再び時計に目をやる。23時55分。このままおいておくと賞味期限が来てはいけない、食品ロスをしてはいけない、自分へのご褒美!と勝手に言い訳して包装を開けてしまう。ある本によると『自分へのご褒美』という行為は金持ちにはなれないとか・・・。しかし、百数十円が自分へのご褒美である。相変わらず安上がりな自分である。

・・・出世できないわけだ。

などといろいろと考えながらも、封を開けお湯を沸かすことだけはテキパキできる。

小袋は、『あとのせさくさく天ぷらと』、『粉末スープ」+『彩り七味』だ。さっそくお湯を注ぐ。だしのいい香りが漂う。定番ものを食べるのは、あらかじめストーリー展開がわかっている、水戸黄門(古すぎ!)のようなドラマを見るような安心感がある。

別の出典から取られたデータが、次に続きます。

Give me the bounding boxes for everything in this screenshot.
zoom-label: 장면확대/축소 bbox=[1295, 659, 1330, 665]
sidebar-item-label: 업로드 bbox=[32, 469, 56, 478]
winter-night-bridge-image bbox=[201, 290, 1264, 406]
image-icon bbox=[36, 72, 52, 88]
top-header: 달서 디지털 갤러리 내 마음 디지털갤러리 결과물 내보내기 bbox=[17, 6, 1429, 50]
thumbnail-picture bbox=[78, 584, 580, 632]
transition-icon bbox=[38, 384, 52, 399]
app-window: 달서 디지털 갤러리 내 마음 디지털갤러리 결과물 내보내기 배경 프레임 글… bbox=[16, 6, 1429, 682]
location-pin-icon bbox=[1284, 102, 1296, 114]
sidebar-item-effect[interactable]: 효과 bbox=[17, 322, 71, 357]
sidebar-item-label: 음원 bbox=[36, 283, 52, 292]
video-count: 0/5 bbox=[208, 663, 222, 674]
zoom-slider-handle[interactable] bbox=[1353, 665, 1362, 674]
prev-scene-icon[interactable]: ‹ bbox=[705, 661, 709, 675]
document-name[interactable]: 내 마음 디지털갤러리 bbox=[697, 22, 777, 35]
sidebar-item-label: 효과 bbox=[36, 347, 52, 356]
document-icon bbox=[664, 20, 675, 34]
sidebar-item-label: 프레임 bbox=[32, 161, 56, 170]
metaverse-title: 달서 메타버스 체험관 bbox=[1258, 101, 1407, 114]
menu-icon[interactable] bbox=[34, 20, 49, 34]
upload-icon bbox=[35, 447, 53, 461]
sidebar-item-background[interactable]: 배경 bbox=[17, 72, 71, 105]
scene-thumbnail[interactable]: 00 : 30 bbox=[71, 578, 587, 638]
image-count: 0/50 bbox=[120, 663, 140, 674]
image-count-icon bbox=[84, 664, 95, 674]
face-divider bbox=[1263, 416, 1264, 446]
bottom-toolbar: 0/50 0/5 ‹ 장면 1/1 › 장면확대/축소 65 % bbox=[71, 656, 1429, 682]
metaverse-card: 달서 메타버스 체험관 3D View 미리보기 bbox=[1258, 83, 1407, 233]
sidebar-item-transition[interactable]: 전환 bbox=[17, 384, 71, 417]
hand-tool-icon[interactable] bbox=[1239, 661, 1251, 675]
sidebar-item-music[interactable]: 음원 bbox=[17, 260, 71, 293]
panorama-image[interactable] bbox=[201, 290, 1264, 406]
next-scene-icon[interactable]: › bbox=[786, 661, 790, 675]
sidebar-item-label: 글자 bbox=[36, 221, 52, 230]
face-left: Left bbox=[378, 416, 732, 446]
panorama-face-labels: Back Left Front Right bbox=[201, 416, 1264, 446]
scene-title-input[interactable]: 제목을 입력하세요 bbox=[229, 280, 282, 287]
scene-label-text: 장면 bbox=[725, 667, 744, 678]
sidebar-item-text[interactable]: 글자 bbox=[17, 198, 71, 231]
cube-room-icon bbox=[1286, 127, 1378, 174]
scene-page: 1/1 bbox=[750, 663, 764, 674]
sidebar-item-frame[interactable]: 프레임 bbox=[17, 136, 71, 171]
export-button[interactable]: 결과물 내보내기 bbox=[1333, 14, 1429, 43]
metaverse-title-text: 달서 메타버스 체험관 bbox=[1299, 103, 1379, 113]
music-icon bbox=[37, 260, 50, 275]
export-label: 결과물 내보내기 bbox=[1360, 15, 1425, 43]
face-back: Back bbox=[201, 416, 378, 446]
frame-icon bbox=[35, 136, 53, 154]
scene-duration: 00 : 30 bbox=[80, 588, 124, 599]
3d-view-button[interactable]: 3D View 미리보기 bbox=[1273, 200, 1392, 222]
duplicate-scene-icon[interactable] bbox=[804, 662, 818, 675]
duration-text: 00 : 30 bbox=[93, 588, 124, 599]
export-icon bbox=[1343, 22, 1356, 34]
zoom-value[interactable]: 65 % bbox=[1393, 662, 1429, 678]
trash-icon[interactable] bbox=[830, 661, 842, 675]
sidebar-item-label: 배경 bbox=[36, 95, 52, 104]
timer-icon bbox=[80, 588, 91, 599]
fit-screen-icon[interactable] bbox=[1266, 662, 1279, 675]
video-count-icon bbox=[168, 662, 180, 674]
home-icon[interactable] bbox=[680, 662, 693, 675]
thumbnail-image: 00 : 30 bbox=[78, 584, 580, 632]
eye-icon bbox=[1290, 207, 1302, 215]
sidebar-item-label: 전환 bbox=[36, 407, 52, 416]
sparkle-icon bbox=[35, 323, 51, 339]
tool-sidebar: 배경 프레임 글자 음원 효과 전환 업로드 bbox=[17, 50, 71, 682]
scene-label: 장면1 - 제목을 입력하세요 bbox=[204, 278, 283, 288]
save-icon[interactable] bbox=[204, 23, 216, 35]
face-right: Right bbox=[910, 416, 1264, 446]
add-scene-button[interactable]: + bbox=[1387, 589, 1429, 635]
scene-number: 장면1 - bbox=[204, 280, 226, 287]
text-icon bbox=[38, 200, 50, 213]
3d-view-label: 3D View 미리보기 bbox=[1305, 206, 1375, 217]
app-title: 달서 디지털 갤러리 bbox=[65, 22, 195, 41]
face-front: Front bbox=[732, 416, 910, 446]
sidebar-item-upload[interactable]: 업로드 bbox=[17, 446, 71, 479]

食べる前から味はわかっており、期待通りの味を楽しめる。安心という要素は定番が選ばれる理由の一つでもあるだろう。

さて、それではさっそく食べることにする。ふたを開けるとだしの香りが漂う。これだよ、これ!まずは一口だしをすする。「どん兵衛!!」久方ぶりに再開した喜びを感じたような瞬間。しっかりとしただしの風味。そしてそばの食感も。どん兵衛うどんとは違い、確かにそばである。

さて、『後のせサクサク天ぷら』をどう食べようか・・・思案した結果、今回は1/4に割り、食べる十数秒前に入れることにした。30%ほどツユを吸い、サクサク感と味わいを両立するようにする。この『後のせサクサク天ぷら』、どう食べるのが一番うまいのか、皆様のご意見も教えていただければうれしい。

この定番の味にレビューはそれほど必要ではないだろう。ところでそばは日本では縄文時代に伝来したといわれる。そしてラーメンとは違ったそば通の方々も多くおられるようだ。そばの道は奥が深いようだ。何気なく食べたインスタントのそばの背景には、そんなそばの文化の上に立ち向かう開発者の方々の、並々ならぬ努力があるのだなと思う。それが百数十円である。ありがたく味わうことにする。